Schwer zu sagen, was Dynamo mehr demotivierte, der deutliche Rückstand oder unsere kompromisslose Spielweise? Um jeden Ball wurde gekämpft, bei Ballgewinn spielten wir mutig und präzise nach vorn. Weil wir den Ball sauber laufen ließen, gewannen wir Sicherheit in all unseren Aktionen. Irgendwann trauten wir uns dann auch, ins Dribbling zu gehen. Aber vor allem erzielten wir zur richtigen Zeit unsere Tore, wir nutzten die Chancen, sie sich boten. Sicher ließen wir auch einige Möglichkeiten aus, aber insgesamt stimmte die Quote. Im Grunde spielten wir alle Treffer sauber heraus, kein einziger Treffer fiel nach einer Standardsituation.
In der zweiten Halbzeit brannte uns nichts mehr an. Wir kontrollierten das Spiel und drückten den Gegner tief in seine Hälfte. Er verlor zunehmend die Lust, sich gegen eine erneute Niederlage zu stemmen. Die offene Rechnung der Vorsaison war mehr als beglichen, schon im Sommer hatten wir an gleicher Stelle ein Turnier gewonnen. Möglich, dass uns der erneute Einsatz eines mitgebrachten Schiedsrichters zusätzliche Sicherheit gab, während es für den Gegner eher befremdlich war, sich der Spielleitung eines "Gast-Schiedsrichters" zu stellen. Im Grunde agierten beide Teams absolut fair, es gab keinerlei unschöne Szenen. Allein dies dürfte auch ein Beleg für die gute Jugendarbeit beider Vereine sein - Schiedsrichter hin oder her.
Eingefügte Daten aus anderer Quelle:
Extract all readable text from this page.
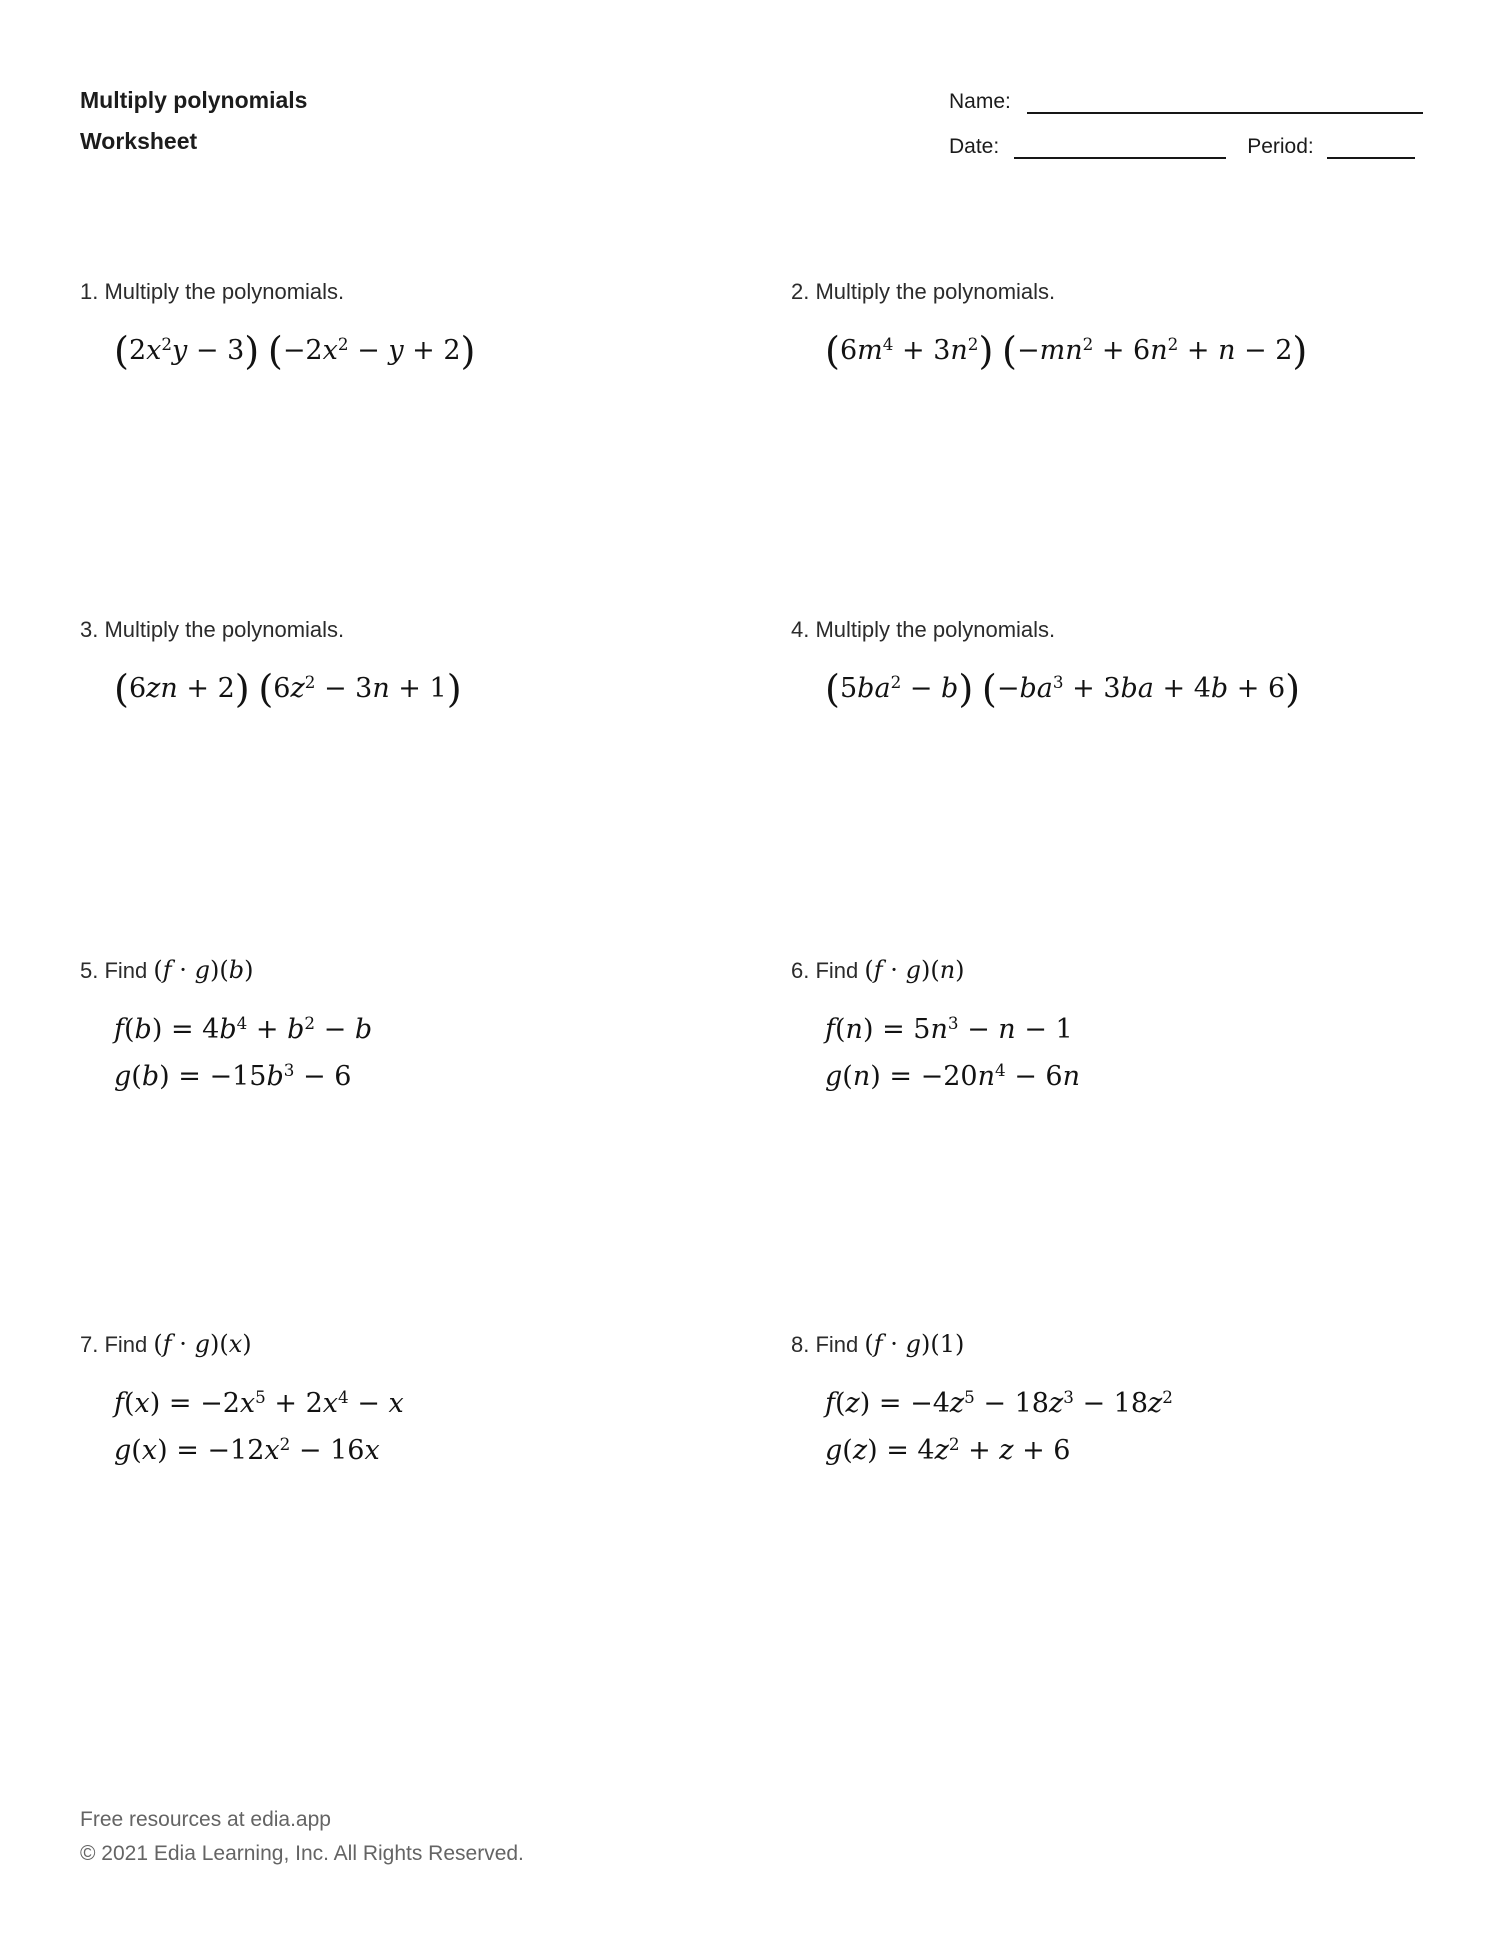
Multiply polynomials
Worksheet
Name:
Date:	Period:
1. Multiply the polynomials.
$(2x^2y - 3) (-2x^2 - y + 2)$
2. Multiply the polynomials.
$(6m^4 + 3n^2) (-mn^2 + 6n^2 + n - 2)$
3. Multiply the polynomials.
(6zn + 2) $(6z^2 - 3n + 1)$
4. Multiply the polynomials.
$(5ba^2 - b) (-ba^3 + 3ba + 4b + 6)$
5. Find (f · g)(b)
$f(b) = 4b^4 + b^2 - b$
$g(b) = -15b^3 - 6$
6. Find (f · g)(n)
$f(n) = 5n^3 - n - 1$
$g(n) = -20n^4 - 6n$
7. Find (f · g)(x)
$f(x) = -2x^5 + 2x^4 - x$
$g(x) = -12x^2 - 16x$
8. Find (f · g)(1)
$f(z) = -4z^5 - 18z^3 - 18z^2$
$g(z) = 4z^2 + z + 6$
Free resources at edia.app
© 2021 Edia Learning, Inc. All Rights Reserved.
Am meisten beeindruckte mich, wie die Kinder Lösungen für die zweikampfstarke Spielweise des Gegners fand. Ich sah kleine interessante Szenen auf dem Feld, die wir in der Ausprägung weder angesprochen, noch explizit trainiert hätten, auf die die Kinder aber nunmehr durch Spielintelligenz von selber kommen. Das ist freilich das schönste Ergebnis an solch einem perfekten Spieltag, denn genau darum geht es: Fußballer zu formen, die nicht nur das technische und körperliche Rüstzeug für diesen Sport mitbringen, sondern intuitiv die richtigen Entscheidungen auf dem Platz treffen. Die Entschlossenheit und Präzision, mit der sie dieses wichtige Spiel für sich entschieden, war jedenfalls mehr als erstaunlich, blickte ich doch vor dem Spiel noch in lauter gähnende und nach Sauerstoff lechzende Gesichter.